At this point, A should should try to establish a connection to S, as in case (1) above.

3.3. Leaf to Unshielded Leaf

Sometimes nodes will be ultrapeer-incapable but unable to find a ultrapeer. In this case, they behave exactly like old, unrouted Gnutella 0.4 connections.

Client Server
GNUTELLA CONNECT/0.6
X-Ultrapeer: False
 
  GNUTELLA/0.6 200 OK
X-Ultrapeer: False
GNUTELLA/0.6 200 OK  

The original ultrapeer proposal involved two TCP connections in this case. This version is much simpler. Note: the server response in this case will probably not include the "X-Ultrapeer: false" header, if the Server simply ignores or does not implement or comply with this Leaf/Ultrapeer protocol.

3.4. Ultrapeer to Ultrapeer

When two ultrapeers meet, both set X-Ultrapeer true. If both have leaf nodes, they will remain ultrapeers after the interaction. Note that no QRP route table is sent between ultrapeers after the connection is established.

Client Server
GNUTELLA CONNECT/0.6
X-Ultrapeer: True
 
  GNUTELLA/0.6 200 OK
X-Ultrapeer: True
GNUTELLA/0.6 200 OK  

Note that the X-Ultrapeer-Needed header is ignored in this case. This is discussed in the next section.

3.5. Ultrapeer to Ultrapeer, with Leaf Guidance

Sometimes there will be too many ultrapeer-capable nodes on the network. Consider the case of an ultrapeer A connecting to an ultrapeer B. If B doesn’t have enough leaves, it may direct A to become a leaf node. If A has no leaf connections, it stops fetching new connections, drops any Gnutella 0.4 connections, and sends a QRP table to B. (If A has leaf connections, it obeys the guidance, as in the above case.) Then B will shield A from all traffic.

Client (A) Server (B)
GNUTELLA CONNECT/0.6
X-Ultrapeer: True
 
  GNUTELLA/0.6 200 OK
X-Ultrapeer: True
X-Ultrapeer-Needed: false
GNUTELLA/0.6 200 OK
X-Ultrapeer: False
 

4. Leaves with Multiple Ultrapeers

In the original version of this proposal, leaves only connected to a single ultrapeer. An initial implementation quickly showed a problem with this scheme; leaves connected to overloaded or malicious ultrapeers received no responses. A simple solution is for leaves to connect to k>1 ultrapeers, reducing the variance of the number of search results.
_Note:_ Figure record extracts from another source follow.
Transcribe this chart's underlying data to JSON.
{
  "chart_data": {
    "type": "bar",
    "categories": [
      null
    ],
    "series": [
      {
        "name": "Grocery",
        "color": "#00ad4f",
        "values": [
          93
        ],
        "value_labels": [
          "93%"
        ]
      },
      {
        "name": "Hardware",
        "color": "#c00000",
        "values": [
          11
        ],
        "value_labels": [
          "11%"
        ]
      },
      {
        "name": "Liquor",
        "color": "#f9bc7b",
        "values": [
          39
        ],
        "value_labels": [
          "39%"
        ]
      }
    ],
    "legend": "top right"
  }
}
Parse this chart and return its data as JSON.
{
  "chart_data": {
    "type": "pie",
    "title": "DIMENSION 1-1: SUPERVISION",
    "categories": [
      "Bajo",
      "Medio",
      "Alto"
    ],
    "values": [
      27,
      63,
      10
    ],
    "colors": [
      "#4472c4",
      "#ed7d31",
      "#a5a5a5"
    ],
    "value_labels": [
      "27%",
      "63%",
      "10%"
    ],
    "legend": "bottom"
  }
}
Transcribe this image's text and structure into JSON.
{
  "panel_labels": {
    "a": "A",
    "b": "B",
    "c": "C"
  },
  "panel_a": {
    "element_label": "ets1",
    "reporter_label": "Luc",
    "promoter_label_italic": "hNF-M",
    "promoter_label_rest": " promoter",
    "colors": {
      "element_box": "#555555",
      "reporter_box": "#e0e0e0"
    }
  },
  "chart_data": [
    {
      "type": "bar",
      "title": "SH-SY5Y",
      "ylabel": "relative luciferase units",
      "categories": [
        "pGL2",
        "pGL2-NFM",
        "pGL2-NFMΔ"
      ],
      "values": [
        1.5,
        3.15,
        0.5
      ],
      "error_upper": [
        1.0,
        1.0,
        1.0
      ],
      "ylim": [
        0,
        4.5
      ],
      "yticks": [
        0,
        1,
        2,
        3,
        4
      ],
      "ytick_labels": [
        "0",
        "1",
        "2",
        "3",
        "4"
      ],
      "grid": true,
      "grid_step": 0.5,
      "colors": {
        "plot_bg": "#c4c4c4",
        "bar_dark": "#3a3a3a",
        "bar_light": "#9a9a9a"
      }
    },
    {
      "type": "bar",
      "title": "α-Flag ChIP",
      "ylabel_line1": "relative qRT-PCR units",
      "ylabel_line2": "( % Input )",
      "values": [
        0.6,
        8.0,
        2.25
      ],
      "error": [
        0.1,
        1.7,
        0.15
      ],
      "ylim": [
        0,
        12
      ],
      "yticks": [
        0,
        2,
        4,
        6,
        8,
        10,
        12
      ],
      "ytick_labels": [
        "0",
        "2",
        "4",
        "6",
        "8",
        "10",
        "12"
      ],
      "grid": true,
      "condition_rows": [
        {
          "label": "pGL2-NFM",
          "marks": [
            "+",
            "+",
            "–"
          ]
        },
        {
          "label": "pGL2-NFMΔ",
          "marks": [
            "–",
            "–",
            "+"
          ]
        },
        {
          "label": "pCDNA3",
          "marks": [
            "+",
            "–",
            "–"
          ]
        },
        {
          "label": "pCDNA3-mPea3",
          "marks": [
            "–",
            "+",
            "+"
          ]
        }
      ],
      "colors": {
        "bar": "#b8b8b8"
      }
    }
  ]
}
If leaves have too many ultrapeer connections, they consume valuable slots and increase network traffic. For this reason, leaves MUST NOT connect to more than 3 ultrapeers by default. Leaves SHOULD make it difficult for the user to adjust these defaults and MUST NOT ever allow the user to connect to more than 10 ultrapeers.

Leaves MUST NOT forward messages to ultrapeers or otherwise route between ultrapeer connections. Doing otherwise would overload ultrapeers. In other words, all messages sent from a leaf L to an ultrapeer originated at L and have a hops value of zero.


Footnotes

[1] Readers familiar with the QRP protocol will note that only some of the protocol is actually used. In particular, all route table entries will be limited to INFINITY or 1.


Comments

[xyz1] I don't like using this word. It's not accurate.

[xyz2] Cite...except it doesn't exists any more.

[xyz3] Expand this section...perhaps discuss XML.

[xyz4] Bullet points over-simplifies here. For example up-to-dateness and efficiency are related. There are tradeoffs.

[xyz5] Cite this.